SUPREME COURT OF THE UNITED STATES

UNITED STATES v. OLSON et al.

certiorari to the united states court of appeals for the ninth circuit

No. 04–759. Argued October 12, 2005—Decided November 8, 2005

Claiming that federal mine inspectors’ negligence helped cause a mine accident, two injured workers (and a spouse) sued the United States under the Federal Tort Claims Act (FTCA or Act), which authorizes private tort actions against the Government “under circumstances where the United States, if a private person, would be liable to the claimant in accordance with the law of the place where the act or omission occurred,” 28 U. S. C. §1346(b)(1). The District Court dismissed in part on the ground that the allegations did not show that Arizona law would impose liability upon a private person in similar circumstances. The Ninth Circuit reversed, reasoning from two premises: (1) Where unique governmental functions are at issue, the Act waives sovereign immunity if a state or municipal entity would be held liable under the law where the activity occurred, and (2) federal mine inspections are such unique governmental functions since there is no private-sector analogue for mine inspections. Because Arizona law would make a state or municipal entity liable in the circumstances alleged, the Circuit concluded that the United States’ sovereign immunity was waived.

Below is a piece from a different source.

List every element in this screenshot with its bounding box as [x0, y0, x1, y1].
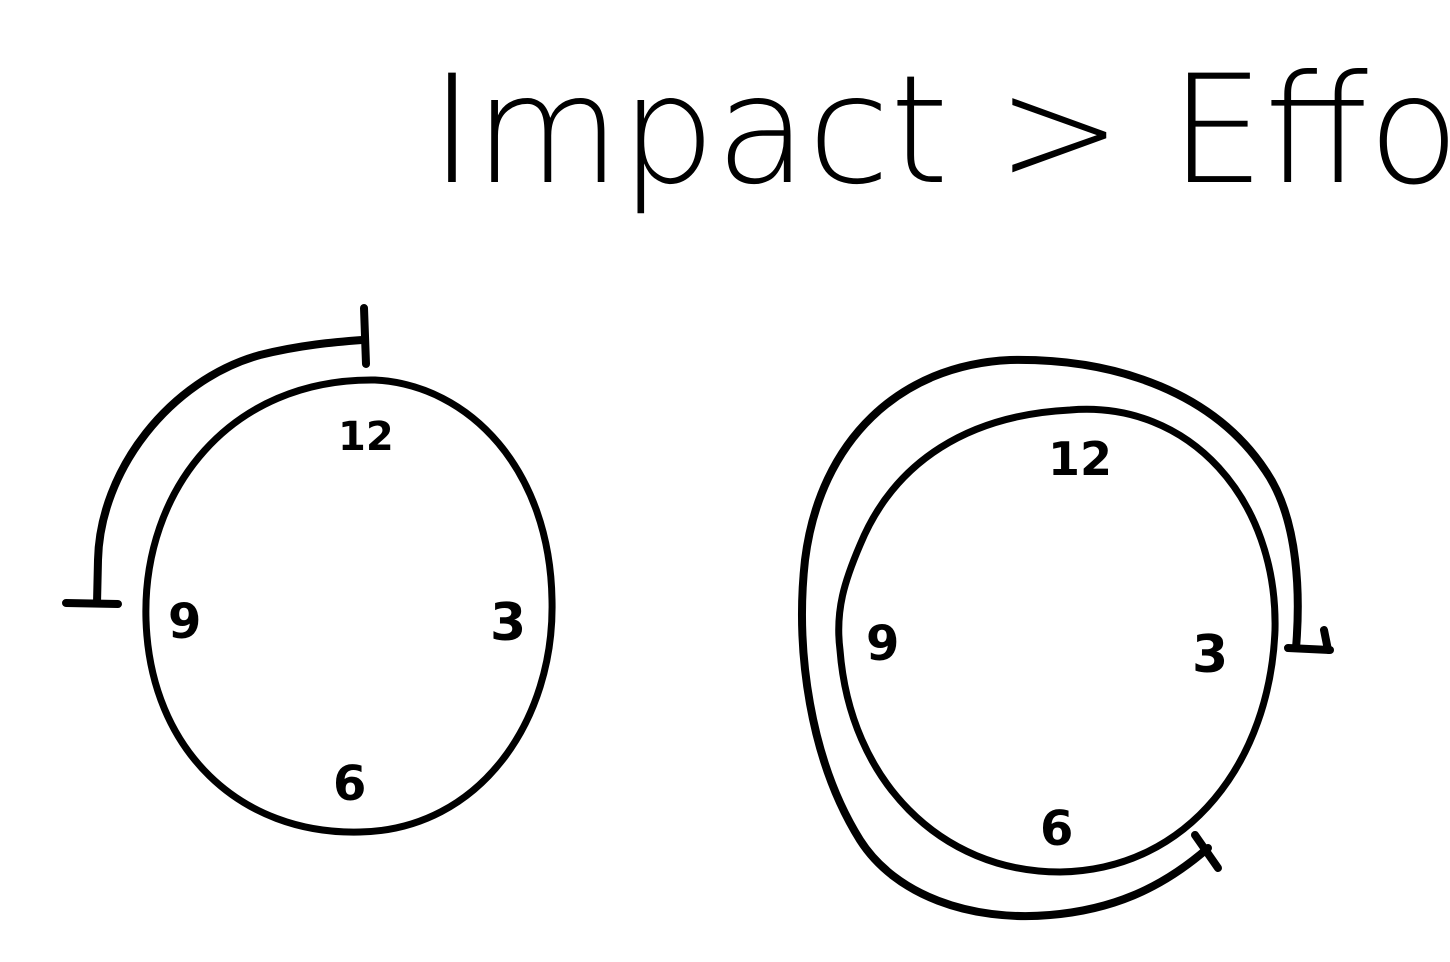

Held: Under §1346(b)(1), the United States waives sovereign immunity only where local law would make a “private person”liable in tort, not where local law would make “a state or municipal entity” liable. Pp. 2–5.

   (a) The Ninth Circuit’s first premise is too broad, reading into the Act something that is not there. Section 1346(b)(1) says that it waives sovereign immunity “under circumstances where the United States, if a private person,” not “the United States, if a state or municipal entity,” would be liable. (Emphasis added.) This Court has consistently adhered to this “private person” standard, even when uniquely governmental functions are at issue. Indian Towing Co. v. United States, 350 U. S. 61, 64; Rayonier Inc. v. United States, 352 U. S. 315, 318. Even though both these cases involved Government efforts to escape liability by pointing to the absence of municipal entity liability, there is no reason for treating differently a plaintiff’s effort to base liability solely upon the fact that a State would impose liability upon a state governmental entity. Nothing in the Act’s context, history, or objectives or in this Court’s opinions suggests otherwise. Pp. 2–3.

   (b) The Ninth Circuit’s second premise reads the Act too narrowly. Section 2674 makes the United States liable “in the same manner and to the same extent as a private individual under likecircumstances.” (Emphasis added.) The words “like circumstances” do not restrict a court's inquiry to the same circumstances, but require it to look further afield. See, e.g.,Indian Towing, supra, at 64. The Government in effect concedes, and other Courts of Appeals’ decisions applying Indian Towing’s logic suggest, that private person analogies exist for the federal mine inspectors’ conduct at issue. The Ninth Circuit should have looked for a such an analogy. Pp. 3–4.

   (c) The lower courts should decide in the first instance precisely which Arizona tort law doctrine applies here. P. 5.

362 F. 3d 1236, vacated and remanded.

   Breyer, J., delivered the opinion for a unanimous Court.